Hunde und Väter
Essay von Paul Bokowski, Autor aus Berlin
„Nika hätte da gar nicht reingepasst“, sage ich zu dir.
Nika heißt eigentlich Nikita. Aber weil du dir den Namen noch nicht merken konntest, als wir das erste Mal hierher gekommen sind, hast du zu Opas Köter immer Nika gesagt.
„Die Kapsel war winzig“, sage ich.
Wir liegen im Garten. Du hast es mit dem Mond zurzeit. Vor Weihnachten noch Dinosaurier, nach Ostern Raketen. Weil Oma dich eine Nazi-Doku über Peenemünde hatte schauen lassen. Das Raketenfeld. Heeresversuchsanstalt. Woher weiß ich das? Vielleicht von Opa. Meinem. Also deinem Uropa.
„Sicher?“, fragst du mich.
„Hab ich so gelernt“, sage ich. „In der Schule. Nika ist viel größer. Vielleicht viermal größer als der Hund von damals.“
„Laika“, sagst du.
„Ja, Laika“, sage ich.
Ich hätte das alles nicht mehr so gewusst. Aber als deine Mondphase angefangen hat, bist du dankenswerterweise schon beim ersten wackeligen Monolog darüber eingeschlafen. Das hat mir bis zum Frühstück Zeit gegeben, mich schlau zu machen. Kannte ich früher gar nicht. Dass ich schlau sein wollte für jemanden. Ich habe im Internet geschaut. Auch wenn ich Angst hatte, unter den Hyperlinks bei Wikipedia dem Uropa zu begegnen. Ich zeige dir noch nichts. Ich erzähl dir lieber alles. Auch wenn das heißt, es hundertmal zu erzählen. Dass Laika eine Straßenhündin war, aus Moskau. Aber so schlau und gutmütig, dass andere Hunde keine Chance hatten. Dass sie in eine Zentrifuge musste, auf Diät, in einen Raumanzug, wie ein echter Kosmonaut. Dass es gar nicht darum ging, sie auf den Mond zu schießen, sondern nur in einen Orbit. Und was das ist, ein Orbit. Dass ich in der Schule lernen musste, wie man Laika schreibt. Auf Russisch.
Nika hat sich vor der Feuerschale lang gemacht. „Wie geht Nika auf Kyrillisch?“ Du bist der Einzige, der auf ihr liegen darf. Bald bist du zu schwer, aber mit dem Kopf auf ihrem Brustkorb geht es noch. Was Sputnik war, weißt du. Aber wenn ich aushole, um den Kalten Krieg zu erklären, wandert dein Blick zur Glut. Wie du in die Feuerschale starrst, das macht mich fertig. Du hast mein Gesicht und das von deinem Opa und das von Uropa. Die ganze Linie bis zu dir. Ich wäre froh, wenn du mehr von Mama hättest. Wenn das Kinn, die Augen, diese Stirn sich bald verwachsen. Du bist das schönste Kind der Welt. Aber wenn man dem Opa, meinem, also dem Uropa in den Hyperlinks begegnet, sieht man, wo wir beide hergekommen sind. Das wünsche ich dir. Dass man es nicht mehr sieht.
Manchmal knackt das Feuer, macht dich wieder wach. Dann erzähle ich dir noch, dass es ein Denkmal gibt für Laika und in Russland Briefmarken mit ihrem Konterfei.
„Konterfei“, murmelst du.
„Gesicht“, sage ich.
Im Haus sind beide Opas noch präsent. Von deinem gibt es sieben Fotos. Von meinem vier. Alle in schwarz-weiß. Mama dreht die Bilder um, im Zimmer, wo wir wohnen.

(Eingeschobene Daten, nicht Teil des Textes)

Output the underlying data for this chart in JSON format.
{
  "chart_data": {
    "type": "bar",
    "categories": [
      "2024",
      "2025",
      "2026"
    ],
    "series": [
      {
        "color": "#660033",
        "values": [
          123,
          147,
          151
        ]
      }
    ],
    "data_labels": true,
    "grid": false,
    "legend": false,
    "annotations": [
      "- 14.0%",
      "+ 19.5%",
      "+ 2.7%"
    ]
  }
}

Langsam wird es frisch. Wenn du eingeschlafen bist, trage ich dich ins Bett.
Bald bist du alt genug. Dann muss ich dir die Sache mit den Opas sagen. Kannte ich früher gar nicht. Dass ich dumm sein wollte für jemanden. Immer will ich alles richtig machen. Aber mit den Opas weiß ich nicht, was richtig ist. Beides keine Vorbilder. Wenn das Feuer dich nochmal weckt, erzähle ich dir die Wahrheit. Was aus ihr geworden ist. Aus Laika. Heldin wider Willen. Dass sie Stunden nach dem Start verstorben ist. Verreckt. Hitzetod. Dass ihr Kadaver noch über Zweitausendfünfhundert Mal um diese Welt geflogen ist und dann verglüht. Das Feuer knackt nicht mehr. Nur Nika seufzt. Ich greife zwischen deine Haare und ihr Fell und trage dich hinein.
Paul Bokowski lebt und arbeitet in Berlin. Im Herbst 2022 erschien sein Debütroman »Schlesenburg« im btb Verlag.